Le 18 mars 2011, la compagnie d’assurance a adressé une offre d’indemnisation à la victime ne portant pas sur tous les postes de préjudices ; les postes de « pertes de gains professionnels futurs » et « d’incidence professionnelle » étaient notamment indiqués comme réservés. 

Par arrêt en date du 7 novembre 2019, rendu sur renvoi après cassation, la Cour d’Appel de CHAMBERY a notamment condamné la compagnie d’assurance à payer à la victime un intérêt au double du taux légal sur la somme de 1.036.317,30 euros entre le 10 mars 2005 et le 2 mai 2011.

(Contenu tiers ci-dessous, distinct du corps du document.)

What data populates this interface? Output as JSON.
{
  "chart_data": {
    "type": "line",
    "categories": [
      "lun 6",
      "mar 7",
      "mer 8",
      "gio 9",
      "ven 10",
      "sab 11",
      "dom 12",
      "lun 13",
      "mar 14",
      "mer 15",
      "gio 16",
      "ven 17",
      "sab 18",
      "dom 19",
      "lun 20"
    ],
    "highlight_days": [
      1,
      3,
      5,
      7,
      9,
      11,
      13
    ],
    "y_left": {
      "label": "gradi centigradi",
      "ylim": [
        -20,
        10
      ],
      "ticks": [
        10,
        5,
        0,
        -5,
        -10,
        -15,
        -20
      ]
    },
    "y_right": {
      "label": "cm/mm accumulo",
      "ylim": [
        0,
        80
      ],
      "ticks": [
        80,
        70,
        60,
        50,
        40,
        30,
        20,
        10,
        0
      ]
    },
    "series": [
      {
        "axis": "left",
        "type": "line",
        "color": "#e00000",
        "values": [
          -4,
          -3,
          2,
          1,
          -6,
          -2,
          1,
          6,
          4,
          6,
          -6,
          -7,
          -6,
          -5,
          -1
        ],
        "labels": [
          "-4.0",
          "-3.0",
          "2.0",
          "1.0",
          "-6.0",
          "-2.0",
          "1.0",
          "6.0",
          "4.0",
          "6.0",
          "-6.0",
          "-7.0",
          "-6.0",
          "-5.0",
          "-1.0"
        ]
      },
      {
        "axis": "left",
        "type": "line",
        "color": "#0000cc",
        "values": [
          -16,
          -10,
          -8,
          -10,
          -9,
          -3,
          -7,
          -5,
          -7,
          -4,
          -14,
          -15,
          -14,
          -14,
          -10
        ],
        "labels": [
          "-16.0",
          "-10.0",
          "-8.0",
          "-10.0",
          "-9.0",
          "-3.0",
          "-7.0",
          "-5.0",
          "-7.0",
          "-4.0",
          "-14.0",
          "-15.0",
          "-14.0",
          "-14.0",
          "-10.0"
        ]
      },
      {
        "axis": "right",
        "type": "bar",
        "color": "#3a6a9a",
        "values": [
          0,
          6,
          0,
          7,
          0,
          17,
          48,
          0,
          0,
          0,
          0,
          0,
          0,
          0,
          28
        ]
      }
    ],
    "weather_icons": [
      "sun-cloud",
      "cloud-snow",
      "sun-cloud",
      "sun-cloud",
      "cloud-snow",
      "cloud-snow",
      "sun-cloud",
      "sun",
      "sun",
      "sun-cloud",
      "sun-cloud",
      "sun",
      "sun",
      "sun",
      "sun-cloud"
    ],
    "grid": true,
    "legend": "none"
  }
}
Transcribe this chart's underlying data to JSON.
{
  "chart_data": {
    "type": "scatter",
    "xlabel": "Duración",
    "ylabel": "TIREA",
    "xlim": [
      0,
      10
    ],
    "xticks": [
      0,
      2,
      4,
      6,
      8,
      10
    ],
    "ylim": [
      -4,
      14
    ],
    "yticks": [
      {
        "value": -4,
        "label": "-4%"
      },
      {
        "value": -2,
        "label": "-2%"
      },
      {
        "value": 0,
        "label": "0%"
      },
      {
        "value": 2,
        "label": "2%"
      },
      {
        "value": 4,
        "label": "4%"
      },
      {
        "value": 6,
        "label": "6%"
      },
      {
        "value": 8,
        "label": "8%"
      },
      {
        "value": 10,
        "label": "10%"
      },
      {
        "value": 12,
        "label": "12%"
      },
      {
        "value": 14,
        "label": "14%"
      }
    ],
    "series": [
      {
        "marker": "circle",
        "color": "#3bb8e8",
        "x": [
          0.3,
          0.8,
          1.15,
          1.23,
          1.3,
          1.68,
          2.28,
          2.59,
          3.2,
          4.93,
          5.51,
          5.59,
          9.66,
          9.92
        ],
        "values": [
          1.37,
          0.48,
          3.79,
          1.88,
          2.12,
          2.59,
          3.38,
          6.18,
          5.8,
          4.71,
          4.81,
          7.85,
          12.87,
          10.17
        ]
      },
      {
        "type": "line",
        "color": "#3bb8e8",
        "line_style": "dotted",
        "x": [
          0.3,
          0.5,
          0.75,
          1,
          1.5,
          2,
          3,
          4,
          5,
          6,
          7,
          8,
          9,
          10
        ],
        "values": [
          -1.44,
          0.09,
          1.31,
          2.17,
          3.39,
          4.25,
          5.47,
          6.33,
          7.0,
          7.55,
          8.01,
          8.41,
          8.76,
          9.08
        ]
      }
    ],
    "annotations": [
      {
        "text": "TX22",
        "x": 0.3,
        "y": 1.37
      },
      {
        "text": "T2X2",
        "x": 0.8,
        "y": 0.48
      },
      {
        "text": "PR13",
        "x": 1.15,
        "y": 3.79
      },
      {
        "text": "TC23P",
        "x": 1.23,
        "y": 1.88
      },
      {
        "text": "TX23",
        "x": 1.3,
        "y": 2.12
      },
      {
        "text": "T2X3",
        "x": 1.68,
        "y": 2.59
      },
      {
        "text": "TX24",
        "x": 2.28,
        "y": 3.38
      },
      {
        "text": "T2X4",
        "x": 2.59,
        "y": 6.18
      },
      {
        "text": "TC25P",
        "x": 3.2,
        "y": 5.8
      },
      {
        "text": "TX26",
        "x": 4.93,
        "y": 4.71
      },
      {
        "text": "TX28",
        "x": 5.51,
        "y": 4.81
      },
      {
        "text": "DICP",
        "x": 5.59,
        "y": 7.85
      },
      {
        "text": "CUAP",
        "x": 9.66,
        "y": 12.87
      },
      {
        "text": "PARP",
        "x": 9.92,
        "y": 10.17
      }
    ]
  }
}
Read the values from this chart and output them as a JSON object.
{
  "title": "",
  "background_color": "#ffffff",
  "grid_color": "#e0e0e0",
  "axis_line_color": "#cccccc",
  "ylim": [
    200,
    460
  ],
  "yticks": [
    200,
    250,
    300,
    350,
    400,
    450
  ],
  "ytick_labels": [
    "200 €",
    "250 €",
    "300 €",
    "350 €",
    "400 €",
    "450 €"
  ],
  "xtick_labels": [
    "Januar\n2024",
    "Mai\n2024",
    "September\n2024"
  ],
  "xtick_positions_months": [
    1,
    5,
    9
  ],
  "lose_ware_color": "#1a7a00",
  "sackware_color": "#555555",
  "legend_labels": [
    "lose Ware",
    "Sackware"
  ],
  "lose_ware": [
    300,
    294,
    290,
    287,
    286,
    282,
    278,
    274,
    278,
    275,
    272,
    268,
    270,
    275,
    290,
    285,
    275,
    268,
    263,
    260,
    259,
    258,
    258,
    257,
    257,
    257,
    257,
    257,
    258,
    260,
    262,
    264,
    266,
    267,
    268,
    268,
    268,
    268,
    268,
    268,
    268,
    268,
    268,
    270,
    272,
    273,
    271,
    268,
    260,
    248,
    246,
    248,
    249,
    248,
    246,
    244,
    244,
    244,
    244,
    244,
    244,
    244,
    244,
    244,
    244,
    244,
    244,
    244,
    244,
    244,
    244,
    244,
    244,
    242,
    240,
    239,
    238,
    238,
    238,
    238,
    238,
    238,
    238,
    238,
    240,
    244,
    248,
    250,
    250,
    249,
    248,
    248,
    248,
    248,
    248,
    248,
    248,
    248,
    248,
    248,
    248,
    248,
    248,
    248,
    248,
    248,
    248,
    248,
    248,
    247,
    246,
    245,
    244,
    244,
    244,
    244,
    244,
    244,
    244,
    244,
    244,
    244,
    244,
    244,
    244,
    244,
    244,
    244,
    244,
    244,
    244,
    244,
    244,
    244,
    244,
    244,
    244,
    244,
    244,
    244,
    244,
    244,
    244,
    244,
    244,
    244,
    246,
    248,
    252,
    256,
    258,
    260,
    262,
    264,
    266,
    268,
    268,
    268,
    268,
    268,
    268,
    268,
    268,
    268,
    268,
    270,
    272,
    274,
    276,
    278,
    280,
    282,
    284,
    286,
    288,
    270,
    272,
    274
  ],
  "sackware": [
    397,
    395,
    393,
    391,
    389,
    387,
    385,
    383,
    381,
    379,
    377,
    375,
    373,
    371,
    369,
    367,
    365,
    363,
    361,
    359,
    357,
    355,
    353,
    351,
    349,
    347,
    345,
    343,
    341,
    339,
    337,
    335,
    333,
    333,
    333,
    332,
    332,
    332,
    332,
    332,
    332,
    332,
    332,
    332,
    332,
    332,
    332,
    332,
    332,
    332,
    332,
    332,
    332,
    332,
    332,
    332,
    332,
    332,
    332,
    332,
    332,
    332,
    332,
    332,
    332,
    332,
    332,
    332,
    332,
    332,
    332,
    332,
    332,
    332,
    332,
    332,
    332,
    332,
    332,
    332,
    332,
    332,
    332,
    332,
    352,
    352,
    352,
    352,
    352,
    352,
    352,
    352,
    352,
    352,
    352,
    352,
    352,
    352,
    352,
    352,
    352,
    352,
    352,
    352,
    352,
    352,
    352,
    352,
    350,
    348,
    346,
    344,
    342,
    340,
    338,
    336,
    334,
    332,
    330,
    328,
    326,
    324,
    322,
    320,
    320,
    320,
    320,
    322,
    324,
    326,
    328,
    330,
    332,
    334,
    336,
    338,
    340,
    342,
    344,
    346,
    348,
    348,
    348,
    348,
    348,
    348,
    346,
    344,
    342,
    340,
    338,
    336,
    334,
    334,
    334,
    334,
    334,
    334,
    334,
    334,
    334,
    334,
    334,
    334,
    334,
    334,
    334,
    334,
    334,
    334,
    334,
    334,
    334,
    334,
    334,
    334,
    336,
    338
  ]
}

La victime a, en revanche, été déboutée de sa demande tendant au paiement par l’assureur d’un intérêt au double du taux légal sur la somme de 3.917.752,38 euros pour la période du 10 mars 2005 au 26 septembre 2017, outre capitalisation. 

Pour ce faire, la Cour d’Appel de CHAMBERY a considéré que la compagnie d’assurance avait bien fait une offre auprès de la victime le 18 mars 2011, reçue le 2 mai suivant.

Même si elle comportait certains postes réservés par la compagnie d’assurances dans l’attente de justificatifs, cette offre de la compagnie d’assurances ne pouvait être considérée comme incomplète, raison pour laquelle le doublement des intérêts devait être interrompu à la date du 2 mai 2011. 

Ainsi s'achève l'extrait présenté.